Foundations of Game Theory
PHIL 808V, Spring 2025
Game theory is a powerful analytical tool that has been successfully applied across a wide range of disciplines, including economics, sociology, anthropology, political science, biology, and philosophy. Early research in game theory focused on developing "solution concepts" based on an intuitive understanding of "rational" behavior in strategic situations. These solutions were argued to be both predictively accurate and normatively justified to some degree. By the late 1990s, however, foundational questions began to challenge many of the basic assumptions underlying game theory. What notions of rationality are necessary for the validity of its predictions and recommendations? If human behavior diverges from these ideals, does game theory lose its relevance? Or can its core insights be adapted and reinterpreted to preserve their value?
This seminar is divided into two modules, each offering a different perspective on these foundational questions:
- Epistemic Game Theory: This module presents key results that characterize classic solution concepts based on the players' rationality and their mutual beliefs about each other's rationality.

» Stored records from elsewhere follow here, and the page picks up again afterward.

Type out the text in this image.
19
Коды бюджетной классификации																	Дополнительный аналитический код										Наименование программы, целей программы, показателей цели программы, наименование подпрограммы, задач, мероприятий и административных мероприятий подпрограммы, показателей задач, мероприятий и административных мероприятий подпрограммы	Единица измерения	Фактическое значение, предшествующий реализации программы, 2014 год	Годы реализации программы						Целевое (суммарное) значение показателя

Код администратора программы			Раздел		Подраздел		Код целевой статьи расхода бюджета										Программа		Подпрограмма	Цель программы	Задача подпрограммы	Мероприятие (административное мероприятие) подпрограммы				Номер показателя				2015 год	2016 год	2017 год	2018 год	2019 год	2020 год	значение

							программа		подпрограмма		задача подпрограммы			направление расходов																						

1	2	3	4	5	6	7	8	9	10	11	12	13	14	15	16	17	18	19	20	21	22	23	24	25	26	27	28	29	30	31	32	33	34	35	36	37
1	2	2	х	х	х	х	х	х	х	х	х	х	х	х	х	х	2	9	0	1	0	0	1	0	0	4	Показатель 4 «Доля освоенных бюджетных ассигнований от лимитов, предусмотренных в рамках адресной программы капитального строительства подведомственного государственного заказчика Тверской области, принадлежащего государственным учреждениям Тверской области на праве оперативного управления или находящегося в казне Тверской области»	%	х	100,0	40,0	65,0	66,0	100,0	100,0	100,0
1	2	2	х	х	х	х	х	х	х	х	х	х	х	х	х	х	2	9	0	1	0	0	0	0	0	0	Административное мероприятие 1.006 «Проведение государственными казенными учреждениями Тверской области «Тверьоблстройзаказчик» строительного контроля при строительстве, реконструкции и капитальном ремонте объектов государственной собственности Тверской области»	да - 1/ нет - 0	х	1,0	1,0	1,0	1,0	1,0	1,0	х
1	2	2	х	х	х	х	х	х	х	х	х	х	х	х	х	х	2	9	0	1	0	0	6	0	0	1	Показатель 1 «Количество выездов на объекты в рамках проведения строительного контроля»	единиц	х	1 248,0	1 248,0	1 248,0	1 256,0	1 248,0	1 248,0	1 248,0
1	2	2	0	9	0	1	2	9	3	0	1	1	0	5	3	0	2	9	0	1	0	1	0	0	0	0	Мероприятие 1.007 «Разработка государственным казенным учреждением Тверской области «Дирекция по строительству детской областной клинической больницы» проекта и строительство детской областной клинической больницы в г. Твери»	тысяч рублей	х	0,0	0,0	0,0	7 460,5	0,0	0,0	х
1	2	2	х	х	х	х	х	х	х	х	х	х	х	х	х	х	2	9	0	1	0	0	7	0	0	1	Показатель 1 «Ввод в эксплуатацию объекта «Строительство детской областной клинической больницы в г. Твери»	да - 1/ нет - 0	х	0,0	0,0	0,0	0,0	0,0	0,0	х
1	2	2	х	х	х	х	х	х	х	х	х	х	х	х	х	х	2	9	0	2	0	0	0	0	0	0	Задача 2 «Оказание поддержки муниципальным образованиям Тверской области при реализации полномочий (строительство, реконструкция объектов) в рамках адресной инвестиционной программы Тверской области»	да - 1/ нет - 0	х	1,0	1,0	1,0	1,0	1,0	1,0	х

- Strategic Reasoning and Social Dynamics: This module explores the interplay between reasoning and social dynamics in shaping strategic behavior. It combines insights from evolutionary game theory, which studies the evolution of strategies in populations, with an analysis of the processes of deliberation and reasoning that influence choices in strategic situations.
Some previous exposure to game and decision theory will be helpful, but is not required (I will do my best to provide the necessary background in game and decision theory). This is an interdisciplinary topic, and so our readings will be taken from economics, logic, philosophy and cognitive science journals.